不知道是不是受職業的影響,他發現陳鶴朗認真思考後所說出的話,總是帶著點攻擊性的,每當陳宸和他討論到這,各執己見的兩人就會吵起來。

女人對此處理得卻很巧妙,她的聲音依舊溫和:“你還記得你剛剛到我這裡時,是怎麼說的嗎?在我診斷你患有抑鬱症,而你弟弟患有躁狂症的時候,你說,不要用評判普通人的標準去衡量你們的心理,每個人的成長環境都不一樣,陀思妥耶夫斯基說‘人們不能用禁閉自己的鄰人來確認自己神誌健全’。但後來你為了融入社會,選擇了規訓自己,同樣也想把弟弟規訓成一個正常人。”

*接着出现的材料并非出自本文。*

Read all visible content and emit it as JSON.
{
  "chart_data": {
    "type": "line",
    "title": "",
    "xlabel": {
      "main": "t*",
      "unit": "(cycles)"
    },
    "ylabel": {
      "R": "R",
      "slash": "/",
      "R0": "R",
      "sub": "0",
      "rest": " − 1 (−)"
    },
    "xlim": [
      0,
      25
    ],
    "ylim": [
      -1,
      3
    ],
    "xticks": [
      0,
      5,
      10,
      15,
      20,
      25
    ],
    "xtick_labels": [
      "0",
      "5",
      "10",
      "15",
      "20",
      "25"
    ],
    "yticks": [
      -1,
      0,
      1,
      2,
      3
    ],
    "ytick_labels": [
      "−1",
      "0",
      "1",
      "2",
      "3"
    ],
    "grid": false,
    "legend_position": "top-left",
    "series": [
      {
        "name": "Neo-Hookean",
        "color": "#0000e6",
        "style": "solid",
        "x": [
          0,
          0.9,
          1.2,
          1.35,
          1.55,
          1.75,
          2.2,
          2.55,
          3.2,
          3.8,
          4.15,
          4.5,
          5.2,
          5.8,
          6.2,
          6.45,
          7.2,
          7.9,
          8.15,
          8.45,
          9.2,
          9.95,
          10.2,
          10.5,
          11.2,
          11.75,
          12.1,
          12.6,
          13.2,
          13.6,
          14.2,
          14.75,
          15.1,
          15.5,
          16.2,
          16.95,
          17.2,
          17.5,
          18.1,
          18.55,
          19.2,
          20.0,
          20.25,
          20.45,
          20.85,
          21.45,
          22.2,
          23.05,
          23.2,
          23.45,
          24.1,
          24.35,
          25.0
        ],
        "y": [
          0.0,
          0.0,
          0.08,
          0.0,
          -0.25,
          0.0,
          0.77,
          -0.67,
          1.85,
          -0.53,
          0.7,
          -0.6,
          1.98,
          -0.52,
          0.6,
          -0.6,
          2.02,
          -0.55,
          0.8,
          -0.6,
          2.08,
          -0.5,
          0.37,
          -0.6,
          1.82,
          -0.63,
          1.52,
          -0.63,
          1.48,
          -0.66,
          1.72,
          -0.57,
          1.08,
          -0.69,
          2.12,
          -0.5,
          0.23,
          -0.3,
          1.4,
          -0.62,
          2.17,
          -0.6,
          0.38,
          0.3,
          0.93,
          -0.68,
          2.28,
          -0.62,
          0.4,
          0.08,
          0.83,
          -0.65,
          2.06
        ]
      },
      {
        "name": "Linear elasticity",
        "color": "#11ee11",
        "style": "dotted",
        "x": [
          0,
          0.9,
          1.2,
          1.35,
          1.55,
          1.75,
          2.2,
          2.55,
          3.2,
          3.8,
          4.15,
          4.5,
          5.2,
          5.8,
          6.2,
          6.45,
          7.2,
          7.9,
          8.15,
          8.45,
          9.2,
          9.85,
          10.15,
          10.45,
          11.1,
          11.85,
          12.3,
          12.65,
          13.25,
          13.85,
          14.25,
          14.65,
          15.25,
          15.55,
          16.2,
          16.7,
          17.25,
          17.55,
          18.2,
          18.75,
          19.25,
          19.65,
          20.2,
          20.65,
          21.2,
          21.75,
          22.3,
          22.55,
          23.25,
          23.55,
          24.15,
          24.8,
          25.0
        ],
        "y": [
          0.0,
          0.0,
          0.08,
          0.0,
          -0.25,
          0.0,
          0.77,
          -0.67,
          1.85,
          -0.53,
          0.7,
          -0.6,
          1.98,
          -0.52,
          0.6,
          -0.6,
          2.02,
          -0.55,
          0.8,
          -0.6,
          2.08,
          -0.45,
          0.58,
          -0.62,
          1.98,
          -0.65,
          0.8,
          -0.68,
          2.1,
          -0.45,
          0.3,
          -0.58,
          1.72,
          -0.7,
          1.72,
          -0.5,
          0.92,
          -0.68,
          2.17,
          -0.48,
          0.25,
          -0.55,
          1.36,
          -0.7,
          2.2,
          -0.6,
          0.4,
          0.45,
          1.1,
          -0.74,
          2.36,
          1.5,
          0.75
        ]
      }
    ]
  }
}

她說得很緩慢,溫柔並未影響她話語中的說服力,將攻勢一一化解。

“我既不想勸你接受,也不想勸你拒絕,我沒有資格替你做判斷。但無論愛是如何產生的,愛的本身都是值得珍視的不是麼。或許愛並沒有對錯,隻有深淺之分。”

“你已經為了融入社會犧牲了太多的自我,在這件事情上,你應該遵從自己內心深處的想法。如果喜歡,那就接受,如果不喜歡,那就不接受,不要被你一直嗤之以鼻又不得不遵從的道德所束縛。”

陳宸聽到綿長的呼吸聲回蕩在室內,這番話令懺悔室中的人陷入了長久的沉默,也令他有種頓悟的感覺。